When we people meet there are many ways they can transmit sexual signals such as a smile or for longhaired individuals playing with their hair. These acts are flirtatious and give the impression of, “Look, I’m making myself more attractive for you”.  Then there’s a more natural signal, made possible by our naked skin: the blush. This blushing of the visible skin, as a social signal is superficially similar to the flushing that occurs during sexual intercourse. The blush usually starts in the centre of the cheek then spreads to the neck and upper torso. This change of skin colour to the male onlooker is attractive. The pinkness eludes the impression of youth and health, a sexual glow, as well as having a virginal and innocent quality, which appeals to him.

But how do humans maintain such physical properties if the triggers are upcoming from biological factors? Quite simple…make up. The use of blusher in modern make up is supposedly used to highlight cheekbones yet mimics the start of a natural blush, which is inevitably apart of it’s appeal. Mascara and eye shadows can make the human eye pop, which makes eye contact all the more irresistible. Again I feel it important to mention Morris is coming from a biological and heterosexual perspective. And so these sexual signals are exclusively female, in order to attract a male. Of course, in reality males can adopt such acts of mimicry too to make him feel more attractive. But for now let’s just consider the biological and heterosexual desire of the human species.

Another sexual signal exclusive to females are the rounded female breasts, which are unique to our species. Apes are completely flat chested when their not giving milk to their young. However, the human female retains her swollen breasts throughout her adult life. Whilst breasts have a function, their shape is purely sexual. The roundedness of breasts seems to have evolved as a mimic to the roundedness of the buttocks. Most female primates sexual signals occur in the lower regions. However, as humans became upright it was necessary to have a frontal display as well. Morris then compares a close up of a females’ breasts to a females’ buttocks and the resemblance is uncanny. In fact such sexual signals are evident in most of the female body, such as the roundedness of the shoulders and of the knees. This roundedness and softness of these body parts provide visual echoes of the prime evil buttock display.

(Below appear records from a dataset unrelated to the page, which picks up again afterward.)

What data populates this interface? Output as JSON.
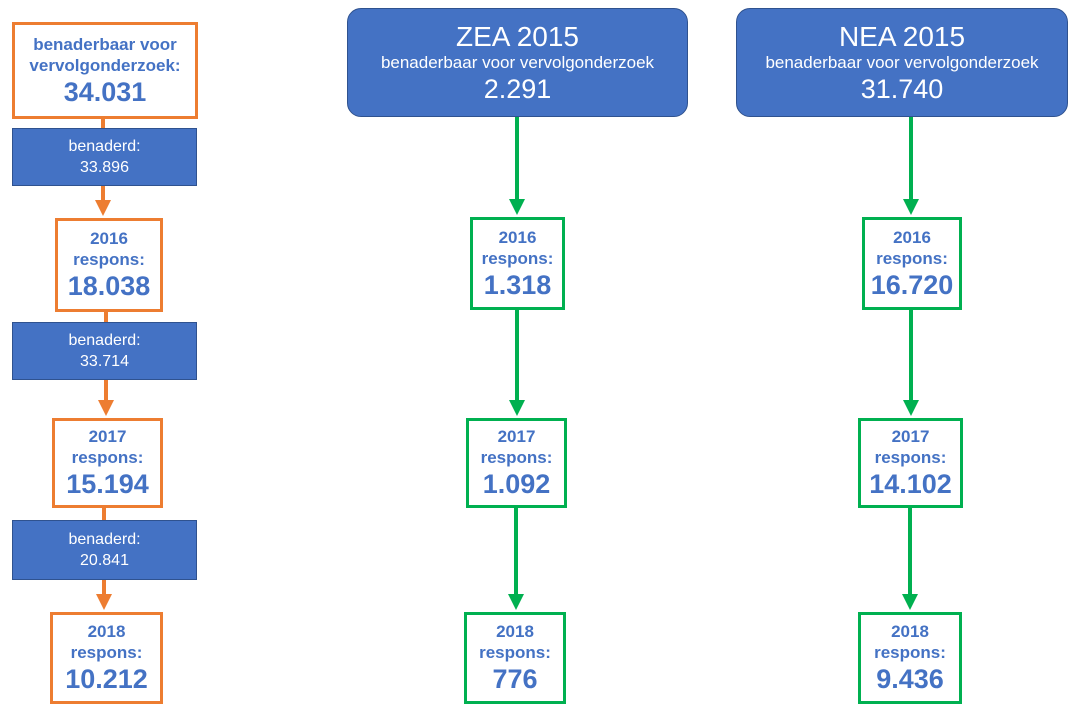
{
  "left": {
    "start": {
      "label": "benaderbaar voor vervolgonderzoek:",
      "value": "34.031"
    },
    "steps": [
      {
        "contacted_label": "benaderd:",
        "contacted": "33.896",
        "year": "2016",
        "label": "respons:",
        "value": "18.038"
      },
      {
        "contacted_label": "benaderd:",
        "contacted": "33.714",
        "year": "2017",
        "label": "respons:",
        "value": "15.194"
      },
      {
        "contacted_label": "benaderd:",
        "contacted": "20.841",
        "year": "2018",
        "label": "respons:",
        "value": "10.212"
      }
    ]
  },
  "columns": [
    {
      "title": "ZEA 2015",
      "subtitle": "benaderbaar voor vervolgonderzoek",
      "value": "2.291",
      "steps": [
        {
          "year": "2016",
          "label": "respons:",
          "value": "1.318"
        },
        {
          "year": "2017",
          "label": "respons:",
          "value": "1.092"
        },
        {
          "year": "2018",
          "label": "respons:",
          "value": "776"
        }
      ]
    },
    {
      "title": "NEA 2015",
      "subtitle": "benaderbaar voor vervolgonderzoek",
      "value": "31.740",
      "steps": [
        {
          "year": "2016",
          "label": "respons:",
          "value": "16.720"
        },
        {
          "year": "2017",
          "label": "respons:",
          "value": "14.102"
        },
        {
          "year": "2018",
          "label": "respons:",
          "value": "9.436"
        }
      ]
    }
  ]
}
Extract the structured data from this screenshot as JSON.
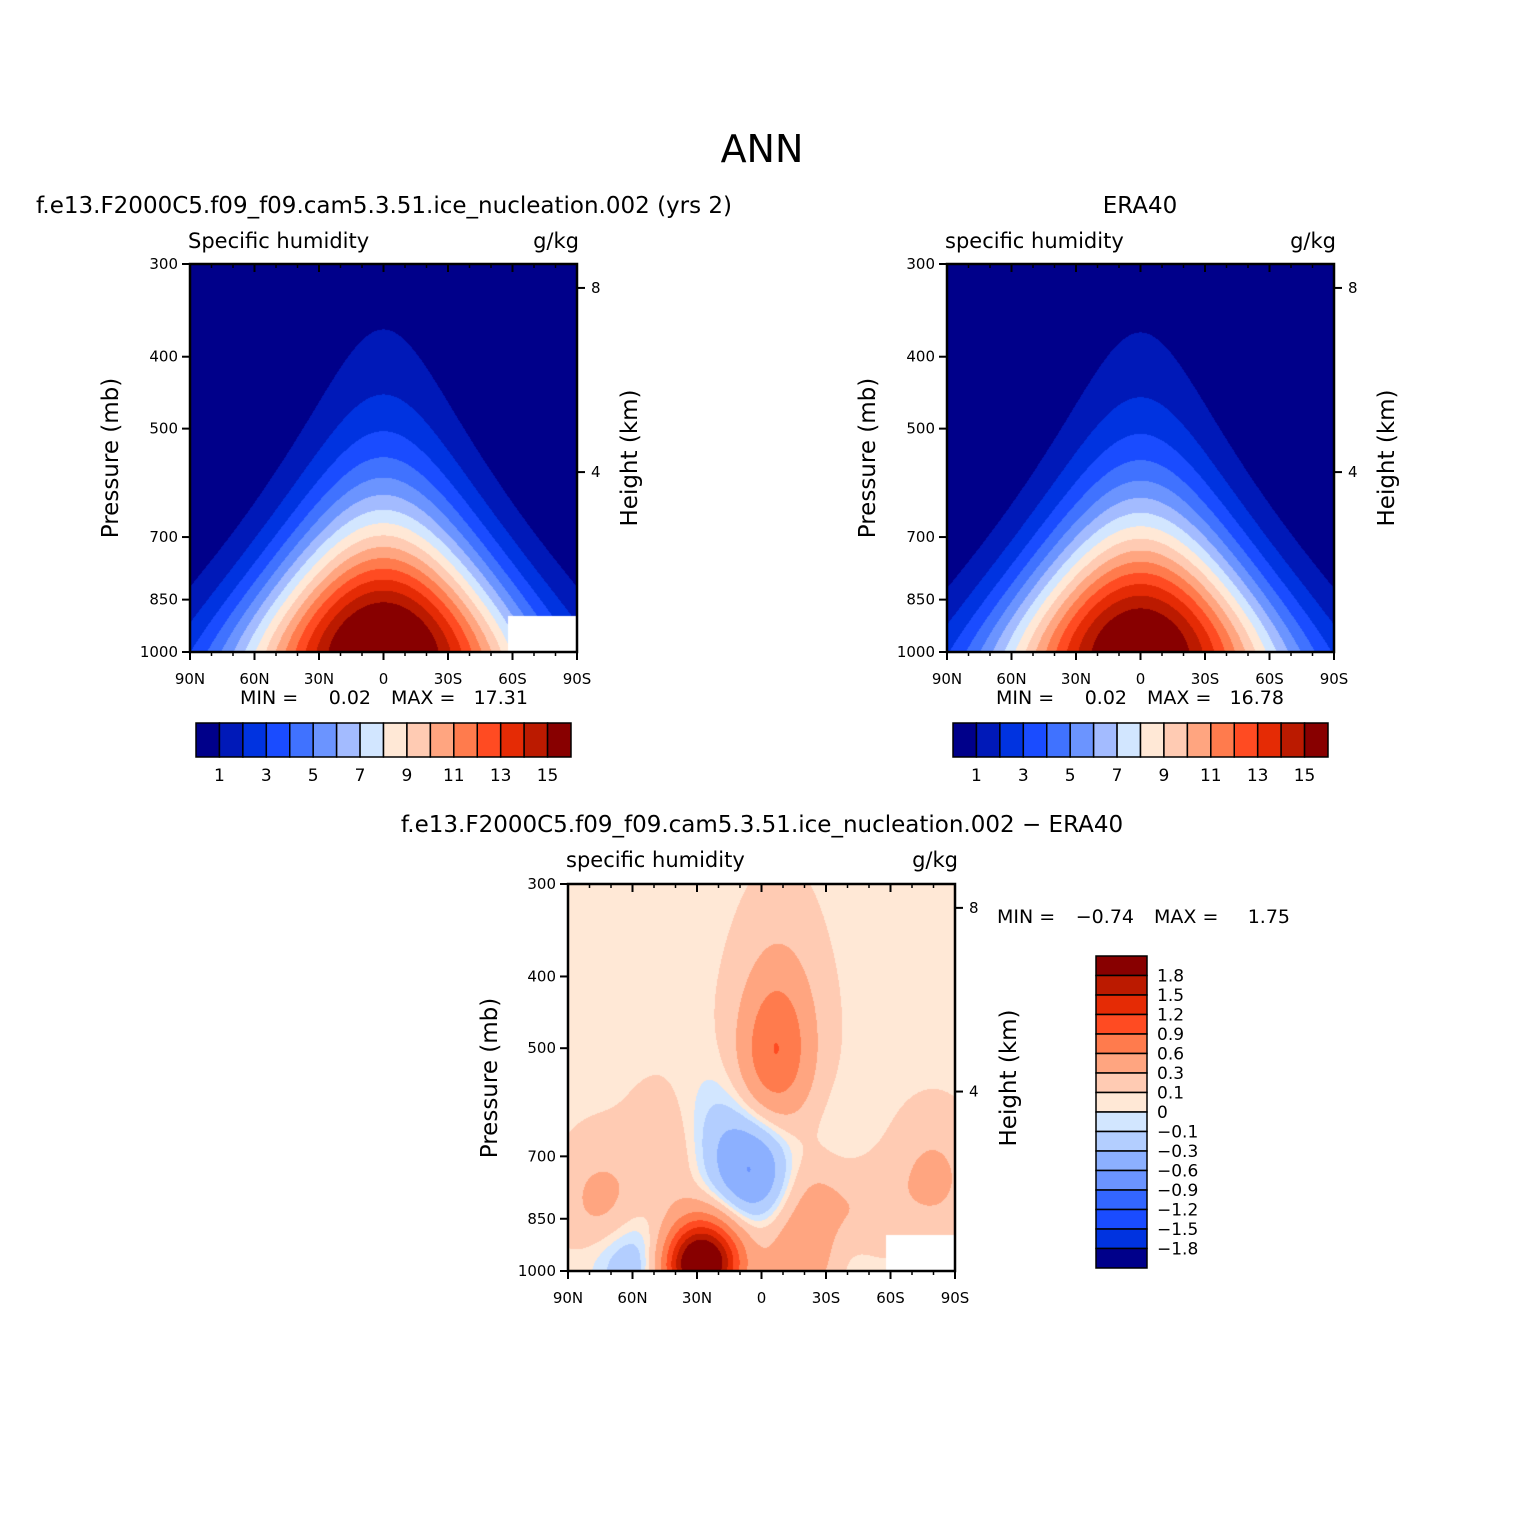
{
  "page_title": "ANN",
  "chart_data": [
    {
      "type": "heatmap",
      "title": "f.e13.F2000C5.f09_f09.cam5.3.51.ice_nucleation.002 (yrs 2)",
      "left_label": "Specific humidity",
      "right_label": "g/kg",
      "xlabel": "",
      "ylabel": "Pressure (mb)",
      "y2label": "Height (km)",
      "x_ticks": [
        "90N",
        "60N",
        "30N",
        "0",
        "30S",
        "60S",
        "90S"
      ],
      "y_ticks": [
        "300",
        "400",
        "500",
        "700",
        "850",
        "1000"
      ],
      "y2_ticks": [
        "8",
        "4"
      ],
      "stats": {
        "min_label": "MIN =",
        "min": "0.02",
        "max_label": "MAX =",
        "max": "17.31"
      },
      "peak": 17.31,
      "colorbar": {
        "orientation": "horizontal",
        "colors": [
          "#00008a",
          "#0019b8",
          "#0033e0",
          "#1a4cff",
          "#4072ff",
          "#6b94ff",
          "#a3bbff",
          "#d2e6ff",
          "#ffe8d6",
          "#ffcbb3",
          "#ffa580",
          "#ff7b4d",
          "#ff4b22",
          "#e52b05",
          "#bb1a00",
          "#880000"
        ],
        "labels": [
          "1",
          "3",
          "5",
          "7",
          "9",
          "11",
          "13",
          "15"
        ]
      }
    },
    {
      "type": "heatmap",
      "title": "ERA40",
      "left_label": "specific humidity",
      "right_label": "g/kg",
      "xlabel": "",
      "ylabel": "Pressure (mb)",
      "y2label": "Height (km)",
      "x_ticks": [
        "90N",
        "60N",
        "30N",
        "0",
        "30S",
        "60S",
        "90S"
      ],
      "y_ticks": [
        "300",
        "400",
        "500",
        "700",
        "850",
        "1000"
      ],
      "y2_ticks": [
        "8",
        "4"
      ],
      "stats": {
        "min_label": "MIN =",
        "min": "0.02",
        "max_label": "MAX =",
        "max": "16.78"
      },
      "peak": 16.78,
      "colorbar": {
        "orientation": "horizontal",
        "colors": [
          "#00008a",
          "#0019b8",
          "#0033e0",
          "#1a4cff",
          "#4072ff",
          "#6b94ff",
          "#a3bbff",
          "#d2e6ff",
          "#ffe8d6",
          "#ffcbb3",
          "#ffa580",
          "#ff7b4d",
          "#ff4b22",
          "#e52b05",
          "#bb1a00",
          "#880000"
        ],
        "labels": [
          "1",
          "3",
          "5",
          "7",
          "9",
          "11",
          "13",
          "15"
        ]
      }
    },
    {
      "type": "heatmap",
      "title": "f.e13.F2000C5.f09_f09.cam5.3.51.ice_nucleation.002 − ERA40",
      "left_label": "specific humidity",
      "right_label": "g/kg",
      "xlabel": "",
      "ylabel": "Pressure (mb)",
      "y2label": "Height (km)",
      "x_ticks": [
        "90N",
        "60N",
        "30N",
        "0",
        "30S",
        "60S",
        "90S"
      ],
      "y_ticks": [
        "300",
        "400",
        "500",
        "700",
        "850",
        "1000"
      ],
      "y2_ticks": [
        "8",
        "4"
      ],
      "stats": {
        "min_label": "MIN =",
        "min": "−0.74",
        "max_label": "MAX =",
        "max": "1.75"
      },
      "colorbar": {
        "orientation": "vertical",
        "colors": [
          "#880000",
          "#bb1a00",
          "#e52b05",
          "#ff4b22",
          "#ff7b4d",
          "#ffa580",
          "#ffcbb3",
          "#ffe8d6",
          "#d2e6ff",
          "#b3ceff",
          "#8cb0ff",
          "#6b94ff",
          "#3366ff",
          "#1a4cff",
          "#0033e0",
          "#00008a"
        ],
        "labels": [
          "1.8",
          "1.5",
          "1.2",
          "0.9",
          "0.6",
          "0.3",
          "0.1",
          "0",
          "−0.1",
          "−0.3",
          "−0.6",
          "−0.9",
          "−1.2",
          "−1.5",
          "−1.8"
        ]
      },
      "features": [
        {
          "lat": -5,
          "p": 520,
          "value": 0.6
        },
        {
          "lat": -10,
          "p": 470,
          "value": 0.3
        },
        {
          "lat": 30,
          "p": 985,
          "value": 1.6
        },
        {
          "lat": 25,
          "p": 960,
          "value": 0.9
        },
        {
          "lat": 3,
          "p": 730,
          "value": -0.6
        },
        {
          "lat": 20,
          "p": 650,
          "value": -0.2
        },
        {
          "lat": 15,
          "p": 780,
          "value": -0.1
        },
        {
          "lat": 60,
          "p": 990,
          "value": -0.3
        },
        {
          "lat": 50,
          "p": 920,
          "value": -0.1
        },
        {
          "lat": -20,
          "p": 960,
          "value": 0.5
        },
        {
          "lat": -25,
          "p": 800,
          "value": 0.3
        },
        {
          "lat": 75,
          "p": 800,
          "value": 0.3
        },
        {
          "lat": -80,
          "p": 750,
          "value": 0.3
        },
        {
          "lat": 45,
          "p": 700,
          "value": 0.2
        },
        {
          "lat": -50,
          "p": 830,
          "value": 0.2
        },
        {
          "lat": -35,
          "p": 950,
          "value": -0.15
        },
        {
          "lat": -35,
          "p": 690,
          "value": -0.1
        }
      ]
    }
  ]
}
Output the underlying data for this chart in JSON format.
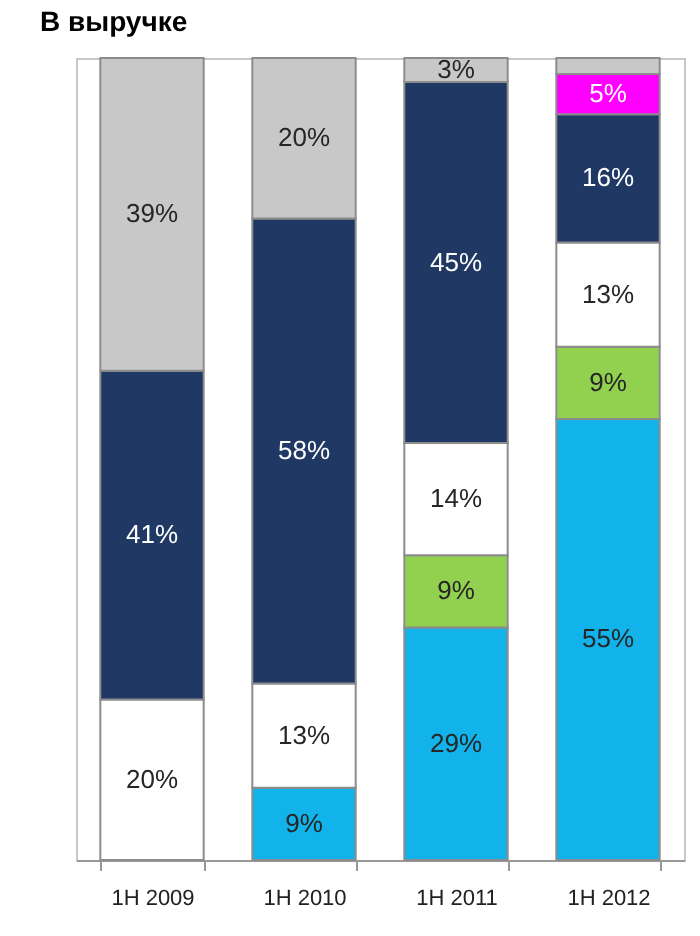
{
  "chart_data": {
    "type": "bar",
    "title": "В выручке",
    "stacked": true,
    "categories": [
      "1H 2009",
      "1H 2010",
      "1H 2011",
      "1H 2012"
    ],
    "ylim": [
      0,
      100
    ],
    "tick_labels": "x",
    "series": [
      {
        "color": "#12b2ea",
        "values": [
          null,
          9,
          29,
          55
        ],
        "value_labels": [
          null,
          "9%",
          "29%",
          "55%"
        ]
      },
      {
        "color": "#92d050",
        "values": [
          null,
          null,
          9,
          9
        ],
        "value_labels": [
          null,
          null,
          "9%",
          "9%"
        ]
      },
      {
        "color": "#ffffff",
        "values": [
          20,
          13,
          14,
          13
        ],
        "value_labels": [
          "20%",
          "13%",
          "14%",
          "13%"
        ]
      },
      {
        "color": "#1f3864",
        "values": [
          41,
          58,
          45,
          16
        ],
        "value_labels": [
          "41%",
          "58%",
          "45%",
          "16%"
        ]
      },
      {
        "color": "#ff00ff",
        "values": [
          null,
          null,
          null,
          5
        ],
        "value_labels": [
          null,
          null,
          null,
          "5%"
        ]
      },
      {
        "color": "#c8c8c8",
        "values": [
          39,
          20,
          3,
          2
        ],
        "value_labels": [
          "39%",
          "20%",
          "3%",
          null
        ]
      }
    ]
  }
}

Female lips provide visual echoes too, another form of self-mimicry; in both shape and colour lips resemble that of the external genitals. When the labia reddens during sexual arousal the lips also become swollen and redder.  This change can be artificially heightened through the application of lipstick, a cultural exaggeration, which has been employed by women since the days of ancient Egypt. This idea of attractiveness and sexual arousal being directly contingent with swollen reddened lips got me thinking. It made me realise how so many females who are considered ‘beautiful’ and ‘sexual’ in modern culture possess such qualities: big red lips. It appears that our perspectives of what is beautiful and what is not are merely shaped by our biological tendencies for sexual intercourse and reproduction. Bigger means better, right?